The development agreement to build Carolina Forest, crafted 20 years ago, will expire Saturday, and while the Myrtle Beach bedroom community has grown to maturity, there is still room for newcomers and additional growth.

But with new residential and commercial areas will come updated zoning rules and regulations, because under the old agreement, zoning rules were frozen in place for those two decades.

“It doesn’t eliminate any restrictions, in fact, it will allow the county to enforce our more current standards,” said David Schwerd, deputy director of Horry County Planning and Zoning, said of the Carolina Forest development agreement.

“Right now, the development agreement requires us to enforce our regulations from 20 years ago,” Schwerd said.

Land development regulations have been updated five times since the plan was executed on Dec. 9, 1997 as part of the agreement to develop an 11-square mile area of forest that once belonged to International Paper.

The biggest rule change will be access management, meaning new housing developments will be required to have more than one entrance, Schwerd said.

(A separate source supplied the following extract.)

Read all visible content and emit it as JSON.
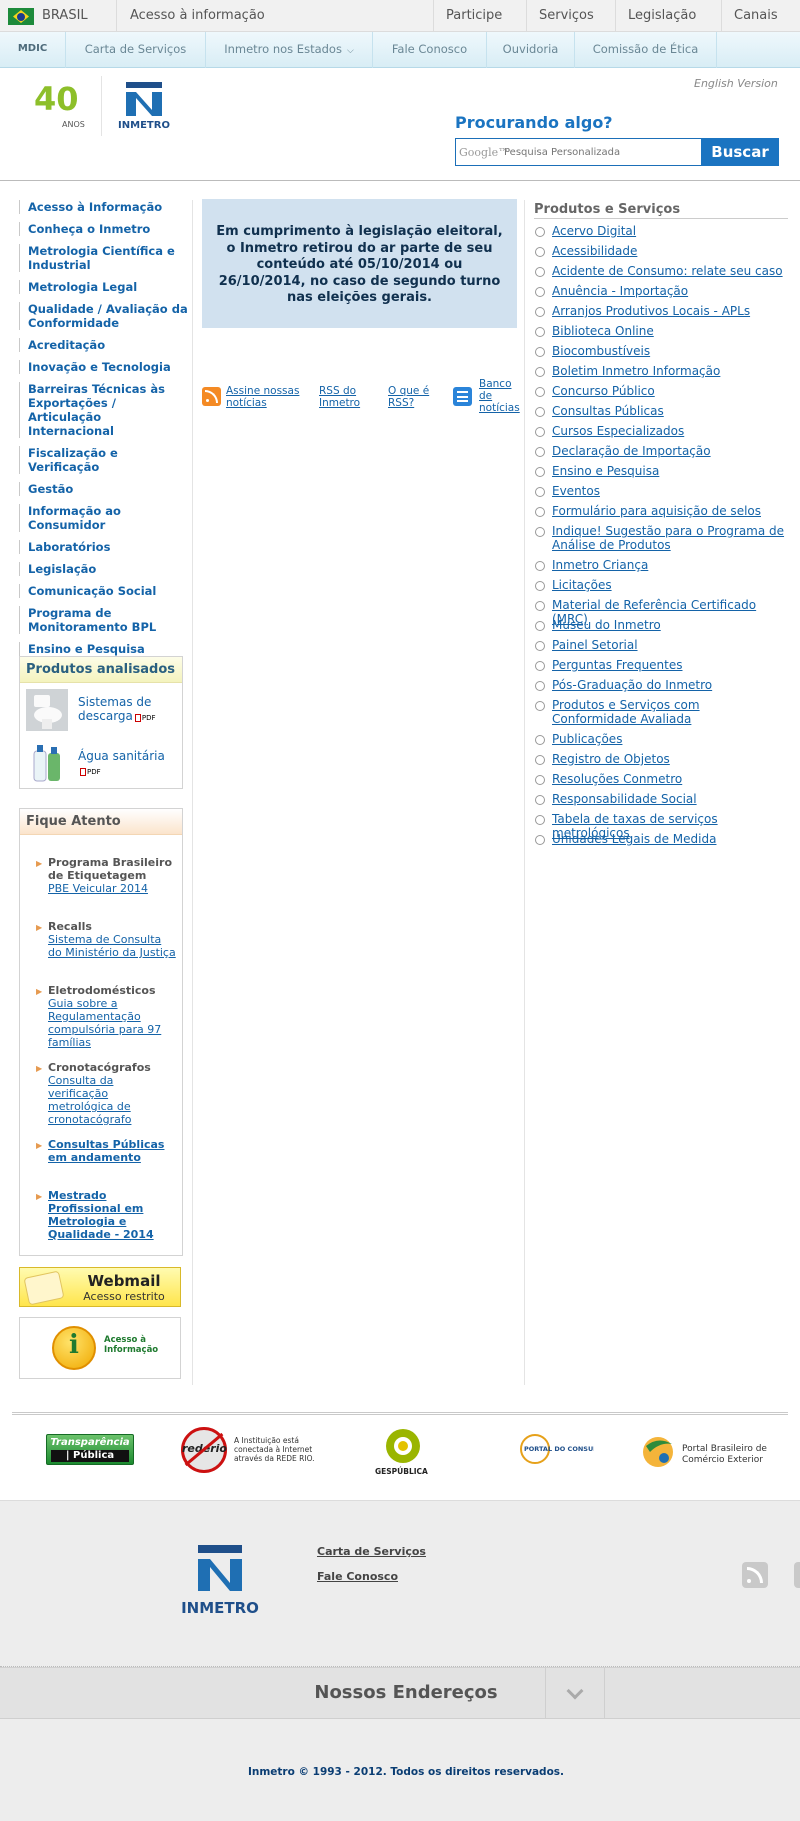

“If you look at Southgate, they only have one access for all those lots, that wouldn’t be allowed under today’s standards,” Schwerd said “They would have to have two access points, and plantation Lakes would have to have two permanent access points.”

The original plan allowed for more than two million square feet of commercial use, but only 775,000 has been developed.

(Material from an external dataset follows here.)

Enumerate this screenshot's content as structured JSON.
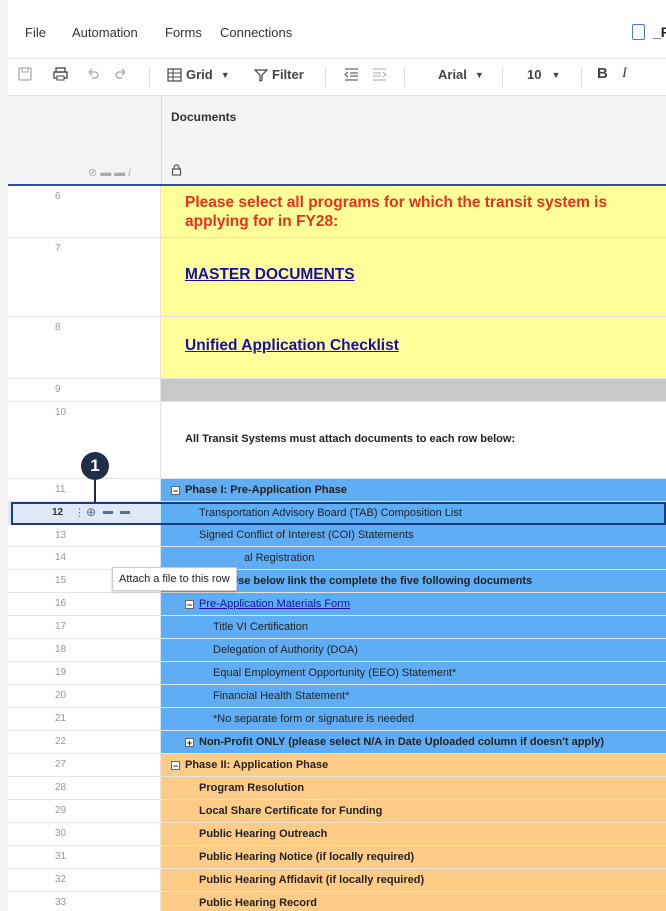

Carolina Forest was also permitted to have 2,600 hotel rooms yet has none, and six golf courses were approved for the area.

There are the two golf courses that were constructed as part of Waterford Plantation, but those are not within the development agreement, Schwerd said.

The construction of 20,683 residential units was approved in the original plan, and after 20 years it is still 3,757 short of that goal, Schwerd said.

The county agreed to temporarily freeze zoning rules for two decades in exchange for a donation of land to the county to build park and roads. More than 100 acres was also set aside to eventually construct Ocean Bay Elementary and middle schools.

Additionally, 87 acres was set aside to construct a portion of Carolina Bays Parkway.

The major complaint among residents is that new road construction has not kept up with the population growth.

According to U.S. Census figures, the population increased from 3,400 in 2000 to about 33,000 today.

The RIDE III project to widen Carolina Forest Boulevard breaks ground in about a year and that will eventually ease congestion.

Until then, Horry County Council Chairman Mark Lazarus says they will take a closer look at rezoning requests for new residential areas surrounding the official Carolina Forest development zone.

Traffic studies do show that traffic along Carolina Forest Boulevard near River Oaks Drive nearly doubled between 2007 and 2015, growing from 8,700 daily trips to more than 15,000.

Congestion also thickens around the commercial areas near Postal Way. But those numbers have barely budged since 2008 when the count was 24,000.